I was in Cleveland this past weekend for Notacon and Blockparty two hand-in-hand conferences concerning Hacker, DIY Electronics, and early web cultures (in a cursory nutshell). I had an amazing time there, spending the long weekend with collaborators Mark Beasley, jonCates, Jake Elliott, and Tamas Kemenczy, sharing and celebrating several aspects of the Demoscene. I was delighted to have been a part of the celebration and activities, and to be able submit to the Demo Compo (which I think I got 7th place based on audience votes).
As exciting and wonderful as the conference is/was, I was immensely captivated by Cleveland as a city (which these brief videos above capture not so well). To observe the architecture of Cleveland—and other “middle sized” East Coast and Midwestern cities—is to glance at very distinct moments of growth and prosperity in the city’s history. The two main epochs for me occur through the manifestation of turn of the century ornamental Neo-Classical early skyscrapers and Brutalist architecture. The CSU building above is probably one of the better examples that I could capture on video, but the Police Headquarters/Justice Center (here is another view with the “Correctional Facility”) is also a great example of the oppressive, aggressively stark architecture of the latter surge of growth. Apparently I’m not the only one that sees the Brutalism in Cleveland, however, I’m fascinated with how these two distinct architectural histories collide into a city that is currently dealing with its slow decline due to industry shifts.

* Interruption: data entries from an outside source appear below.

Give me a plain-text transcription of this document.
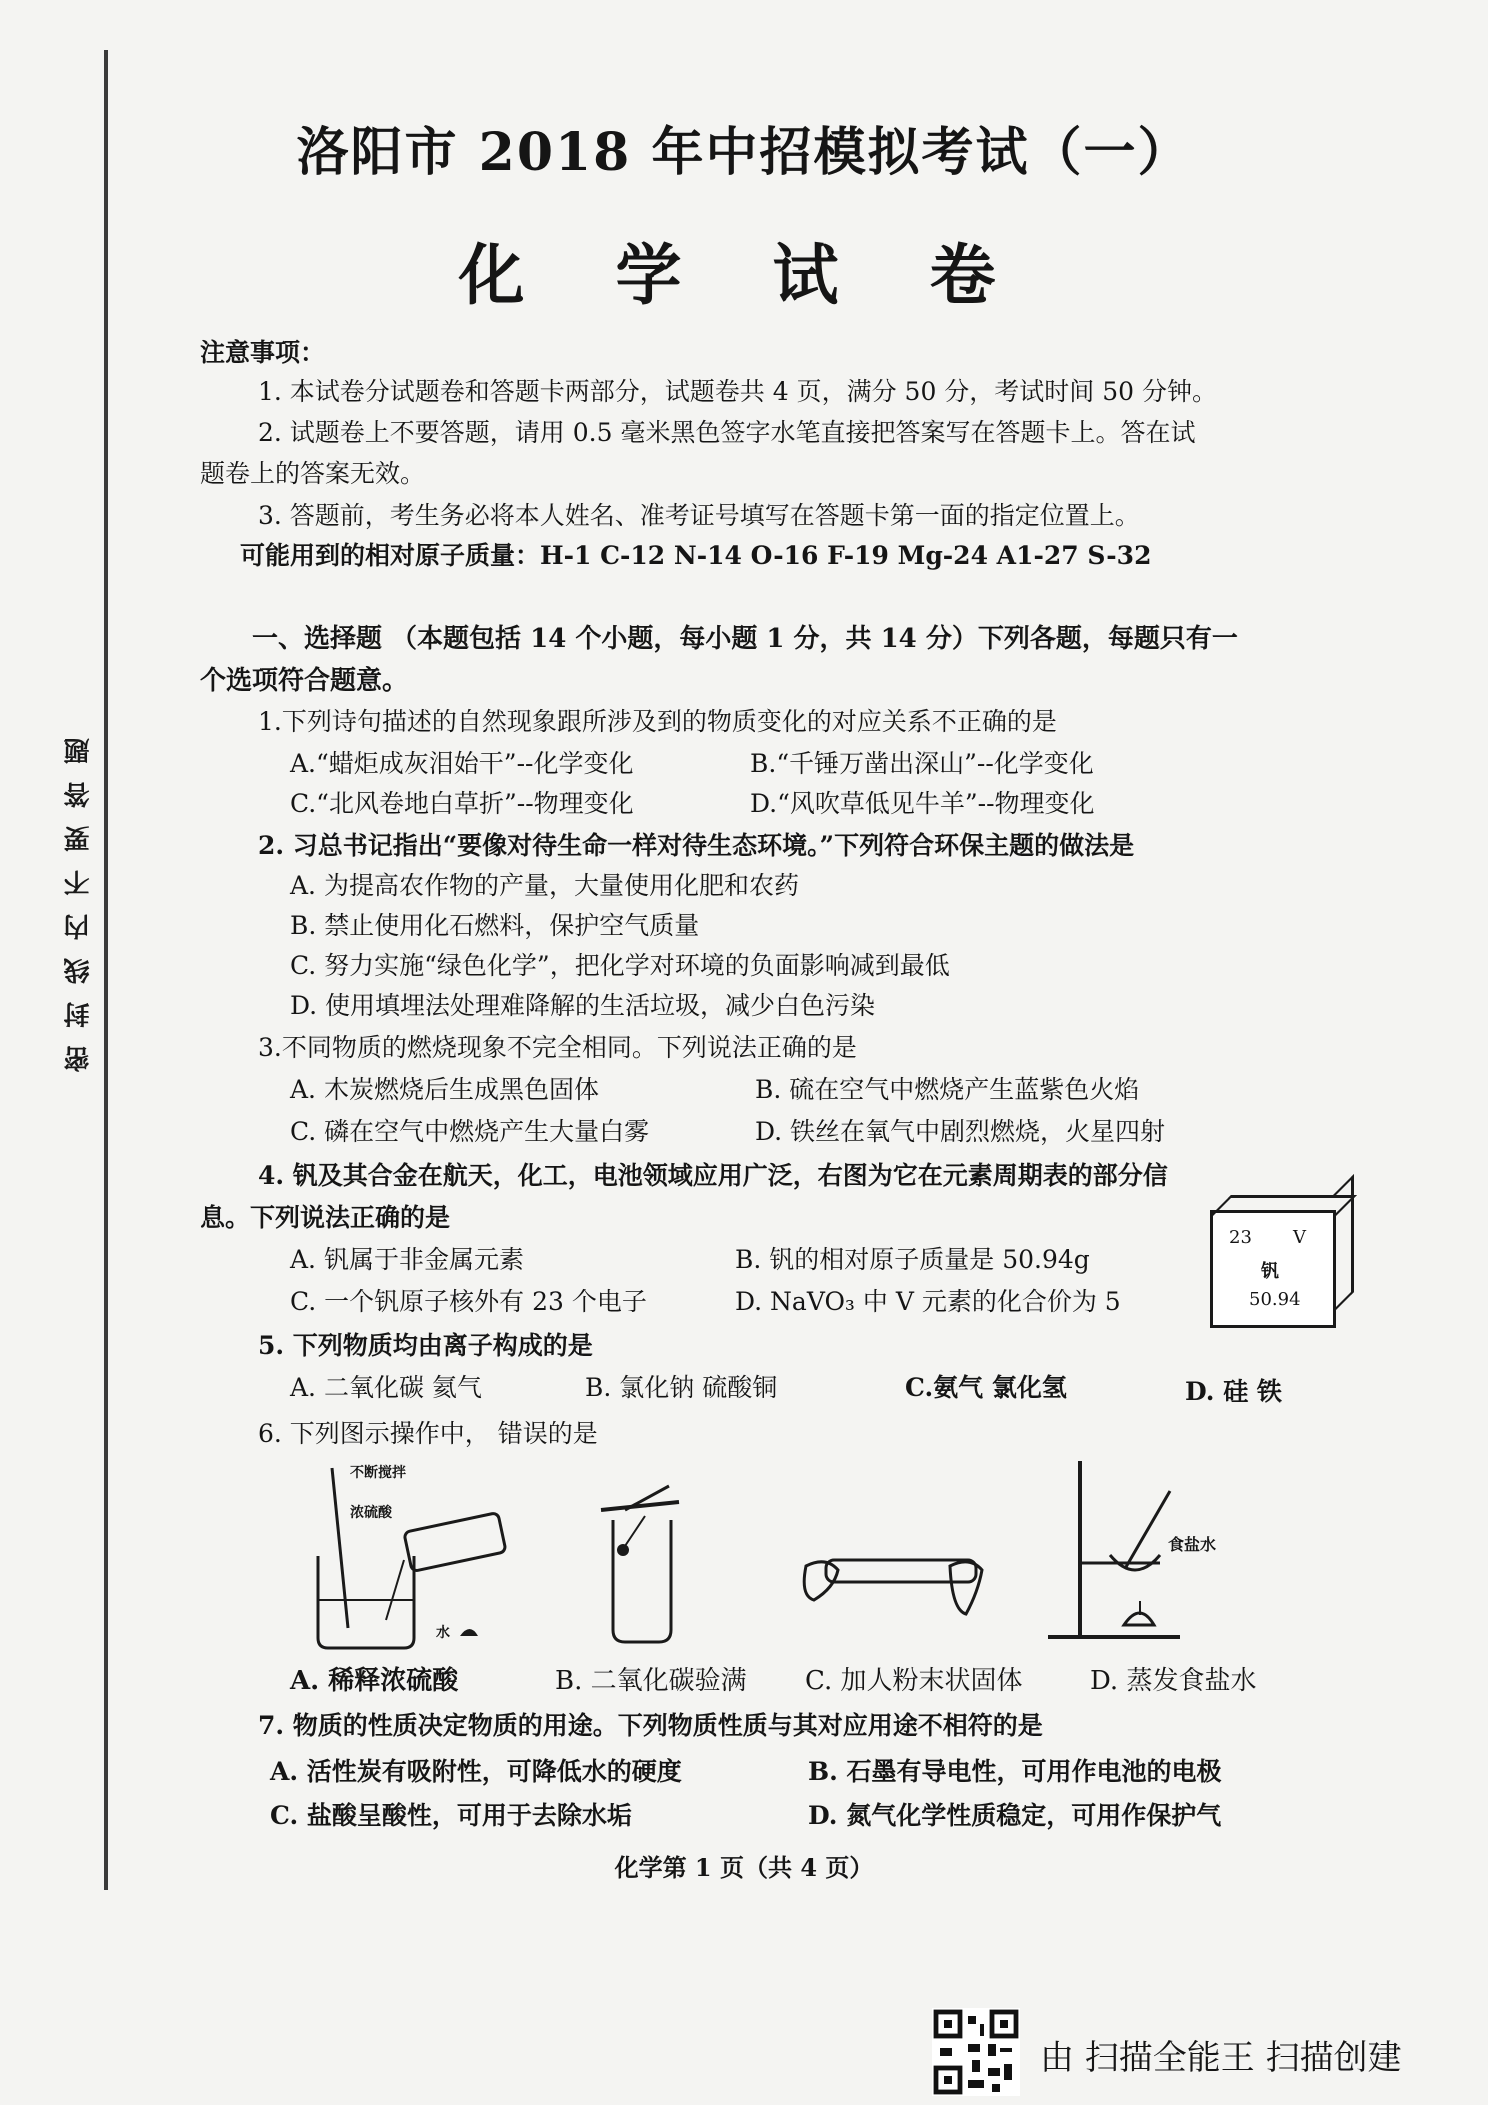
密封线内不要答题
洛阳市 2018 年中招模拟考试（一）
化 学 试 卷
注意事项：
1. 本试卷分试题卷和答题卡两部分，试题卷共 4 页，满分 50 分，考试时间 50 分钟。
2. 试题卷上不要答题，请用 0.5 毫米黑色签字水笔直接把答案写在答题卡上。答在试
题卷上的答案无效。
3. 答题前，考生务必将本人姓名、准考证号填写在答题卡第一面的指定位置上。
可能用到的相对原子质量：H-1 C-12 N-14 O-16 F-19 Mg-24 A1-27 S-32
一、选择题 （本题包括 14 个小题，每小题 1 分，共 14 分）下列各题，每题只有一
个选项符合题意。
1.下列诗句描述的自然现象跟所涉及到的物质变化的对应关系不正确的是
A.“蜡炬成灰泪始干”--化学变化	B.“千锤万凿出深山”--化学变化
C.“北风卷地白草折”--物理变化	D.“风吹草低见牛羊”--物理变化
2. 习总书记指出“要像对待生命一样对待生态环境。”下列符合环保主题的做法是
A. 为提高农作物的产量，大量使用化肥和农药
B. 禁止使用化石燃料，保护空气质量
C. 努力实施“绿色化学”，把化学对环境的负面影响减到最低
D. 使用填埋法处理难降解的生活垃圾，减少白色污染
3.不同物质的燃烧现象不完全相同。下列说法正确的是
A. 木炭燃烧后生成黑色固体	B. 硫在空气中燃烧产生蓝紫色火焰
C. 磷在空气中燃烧产生大量白雾	D. 铁丝在氧气中剧烈燃烧，火星四射
4. 钒及其合金在航天，化工，电池领域应用广泛，右图为它在元素周期表的部分信
息。下列说法正确的是
A. 钒属于非金属元素	B. 钒的相对原子质量是 50.94g
C. 一个钒原子核外有 23 个电子	D. NaVO₃ 中 V 元素的化合价为 5
23 V
钒
50.94
5. 下列物质均由离子构成的是
A. 二氧化碳 氦气	B. 氯化钠 硫酸铜	C.氨气 氯化氢	D. 硅 铁
6. 下列图示操作中， 错误的是
不断搅拌
浓硫酸
水
食盐水
A. 稀释浓硫酸	B. 二氧化碳验满 C. 加人粉末状固体	D. 蒸发食盐水
7. 物质的性质决定物质的用途。下列物质性质与其对应用途不相符的是
A. 活性炭有吸附性，可降低水的硬度	B. 石墨有导电性，可用作电池的电极
C. 盐酸呈酸性，可用于去除水垢	D. 氮气化学性质稳定，可用作保护气
化学第 1 页（共 4 页）
由 扫描全能王 扫描创建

Jon, having been in Cleveland for Notacon last year, said that he noticed the city going through a process of consolidation and condensing. I noticed a distinctive presence in the city of (possibly) forced urban rejuvenation and vitality. There were re-done squares, massive public parks, as well as maintained fountains and lawns. Most importantly the architecture from the Industrial Revolution (of the slightly Neo-Classical variety) had been kept in remarkable shape; these buildings were not only occupied, but seemed in demanding use (it seemed as though the famous Cleveland Arcade was being remodeled slightly during our visit). Somehow, I want to draw a thread here between working-class/blue collar ethics for utility and the refurbishing of these old structures for new application. Although I believe America struggles with the notion of preservation and maintenance (certainly in Chicago), Cleveland seems a rare example of renovating out of necessity and habit rather than for the purpose of a gimmick or spectacle. I could certainly be stretching this point a bit far, but it could be said this restoration is Cleveland applying a kind of Hack to its urban infrastructure; in undoing the history of architecture, and re-fabricating its utility and purpose, the city mobilizes a strong statement calling upon sustainable practices as a digestive process for looking forward.